Well, the Lower Mainland is apparently being taken over, one neighborhood at a time, by the guy who just called me (on a local Parks Board line, WTF?).
He is, and I quote, "...spreading righteousness over the Lower Mainland, and [I] can join [them] in that holy mission."
I declined politely. He told me his name was Xavier ("With an X, like in X-ray.") and he knew I didn't want to go to hell. Did I?
Loki: "I sure hope I go there. I hear they're installing a water park next week. Should be fun. Anyway, I'll have lots of company, going by how the righteous have labelled most of my friends. Have a nice night."
You know it didn't end there. These calls never do.
Xavier: "Oh, but that doesn't have to be the case. I know it's a defence thing to laugh at the idea of hell, but don't you understand what it means for your eternal self? There's a part of you that goes on forever, Miss... what's your name?"
Loki: "I'm not telling you my name. I'm also not having this conversation." I'm a millisecond from the disconnect...
Xavier: "WAIT! We can help you. We can SAVE you."
I'm tired, folks. It's been an irritating night already, with the screamer box going off every five minutes and security guards not checking in so I have to hunt them down by phone.
Loki: "Look, you fruitcake, the only thing I need saving from is religious idiots who call answering services to practice their conversion skills because they think operators can't tell them where to stuff their obnoxious noise. This is not true. Now kindly get lost."

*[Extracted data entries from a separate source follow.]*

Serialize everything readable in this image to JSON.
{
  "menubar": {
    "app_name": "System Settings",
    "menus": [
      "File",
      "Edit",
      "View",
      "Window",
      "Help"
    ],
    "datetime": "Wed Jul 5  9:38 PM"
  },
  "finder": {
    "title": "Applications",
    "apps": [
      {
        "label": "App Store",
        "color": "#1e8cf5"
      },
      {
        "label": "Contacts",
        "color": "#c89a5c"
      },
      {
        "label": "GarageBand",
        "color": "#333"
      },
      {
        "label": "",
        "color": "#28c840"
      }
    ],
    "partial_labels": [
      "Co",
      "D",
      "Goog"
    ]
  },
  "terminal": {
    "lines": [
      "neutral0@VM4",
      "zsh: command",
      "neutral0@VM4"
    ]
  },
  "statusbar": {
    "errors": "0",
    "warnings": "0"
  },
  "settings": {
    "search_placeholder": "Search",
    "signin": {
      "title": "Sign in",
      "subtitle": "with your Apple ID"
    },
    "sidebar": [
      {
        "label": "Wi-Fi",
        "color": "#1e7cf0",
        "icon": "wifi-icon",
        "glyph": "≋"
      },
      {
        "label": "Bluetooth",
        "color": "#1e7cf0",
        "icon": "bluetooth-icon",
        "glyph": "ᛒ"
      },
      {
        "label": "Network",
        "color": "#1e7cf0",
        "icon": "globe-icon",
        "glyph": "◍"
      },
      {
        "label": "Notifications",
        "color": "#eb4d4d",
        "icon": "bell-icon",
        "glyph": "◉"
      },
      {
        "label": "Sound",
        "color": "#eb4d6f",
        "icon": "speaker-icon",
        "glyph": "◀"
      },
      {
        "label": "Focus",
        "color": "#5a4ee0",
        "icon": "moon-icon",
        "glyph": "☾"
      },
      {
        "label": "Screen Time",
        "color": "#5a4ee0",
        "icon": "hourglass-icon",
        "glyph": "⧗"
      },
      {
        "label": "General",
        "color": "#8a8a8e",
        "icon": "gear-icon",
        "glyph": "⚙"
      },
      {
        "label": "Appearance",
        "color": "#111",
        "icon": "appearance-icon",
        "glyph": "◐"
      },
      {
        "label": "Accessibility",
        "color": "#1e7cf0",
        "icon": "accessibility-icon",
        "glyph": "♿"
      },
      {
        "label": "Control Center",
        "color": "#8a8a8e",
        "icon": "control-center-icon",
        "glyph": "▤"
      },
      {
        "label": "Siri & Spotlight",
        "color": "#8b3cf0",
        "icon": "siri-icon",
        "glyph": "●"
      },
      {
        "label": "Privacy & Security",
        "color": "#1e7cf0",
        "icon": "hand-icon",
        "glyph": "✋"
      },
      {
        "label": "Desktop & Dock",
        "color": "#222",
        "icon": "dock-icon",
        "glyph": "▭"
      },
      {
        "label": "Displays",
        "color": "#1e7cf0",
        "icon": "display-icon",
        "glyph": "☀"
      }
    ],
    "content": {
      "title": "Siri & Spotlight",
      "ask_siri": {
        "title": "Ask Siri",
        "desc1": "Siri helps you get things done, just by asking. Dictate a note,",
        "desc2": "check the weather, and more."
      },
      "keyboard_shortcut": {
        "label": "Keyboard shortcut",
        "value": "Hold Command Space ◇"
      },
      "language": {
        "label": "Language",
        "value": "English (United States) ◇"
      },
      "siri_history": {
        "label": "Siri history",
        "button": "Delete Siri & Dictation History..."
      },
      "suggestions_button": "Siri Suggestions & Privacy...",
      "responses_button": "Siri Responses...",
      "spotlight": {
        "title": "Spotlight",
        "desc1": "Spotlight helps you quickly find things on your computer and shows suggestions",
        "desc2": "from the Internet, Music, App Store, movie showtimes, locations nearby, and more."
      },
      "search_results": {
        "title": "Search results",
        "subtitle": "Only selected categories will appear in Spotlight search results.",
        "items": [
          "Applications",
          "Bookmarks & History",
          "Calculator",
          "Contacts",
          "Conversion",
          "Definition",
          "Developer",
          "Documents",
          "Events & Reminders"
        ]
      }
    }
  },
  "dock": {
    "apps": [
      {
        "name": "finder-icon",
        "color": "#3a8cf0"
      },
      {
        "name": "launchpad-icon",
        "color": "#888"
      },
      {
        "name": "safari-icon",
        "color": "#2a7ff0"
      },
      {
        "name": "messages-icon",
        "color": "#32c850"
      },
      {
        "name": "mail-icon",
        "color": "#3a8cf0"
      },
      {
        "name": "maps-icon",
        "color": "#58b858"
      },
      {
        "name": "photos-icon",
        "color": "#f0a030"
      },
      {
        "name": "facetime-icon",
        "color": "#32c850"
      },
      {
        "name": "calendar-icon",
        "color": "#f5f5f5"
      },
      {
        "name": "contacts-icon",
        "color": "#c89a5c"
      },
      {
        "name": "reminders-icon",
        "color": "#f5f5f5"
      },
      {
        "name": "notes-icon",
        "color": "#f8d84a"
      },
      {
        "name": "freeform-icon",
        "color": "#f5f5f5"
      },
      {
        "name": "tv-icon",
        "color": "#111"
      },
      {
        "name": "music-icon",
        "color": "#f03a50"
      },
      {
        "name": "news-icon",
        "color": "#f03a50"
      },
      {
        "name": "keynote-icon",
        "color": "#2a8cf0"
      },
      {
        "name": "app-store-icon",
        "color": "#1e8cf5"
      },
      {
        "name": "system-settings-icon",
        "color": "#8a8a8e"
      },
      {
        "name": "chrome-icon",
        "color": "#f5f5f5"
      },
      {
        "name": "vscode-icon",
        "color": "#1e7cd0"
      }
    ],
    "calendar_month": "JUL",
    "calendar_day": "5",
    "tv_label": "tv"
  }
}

Xavier: "Haven't you ever heard the customer is always right?"
Loki: "You're not a customer unless you're spending money. This number is for a non-retail, non-service client, and I'm not sure how you got it, since it isn't in the phone book. Besides that, anyone who deals with customers can tell you that the customer is frequently a complete idiot. Goodnight." *firmly punches disconnect button*
Did he call back? Of course he did. And he felt it necessary to tell me I'm definitely going to hell (there was doubt? pfft. amateur.) because I'm a dark, perverse soul and a sinner (duh.) and blah blah kitten-mutilator evil puppy-stomper horrible baby-muncher bad bad girl.
I checked the first call recording so I could present the conversation accurately, but I can't find a recording for the second call. Friggin' computer system's not behaving again.
ETA: I think I'm getting burnt out at this job. I like my shift and my coworkers, and it's not difficult work, but sometimes the stupid just makes me SO FUCKING ANGRY. Meh. Maybe all I need is a break from my life. A long weekend somewhere else. We'll see how it goes.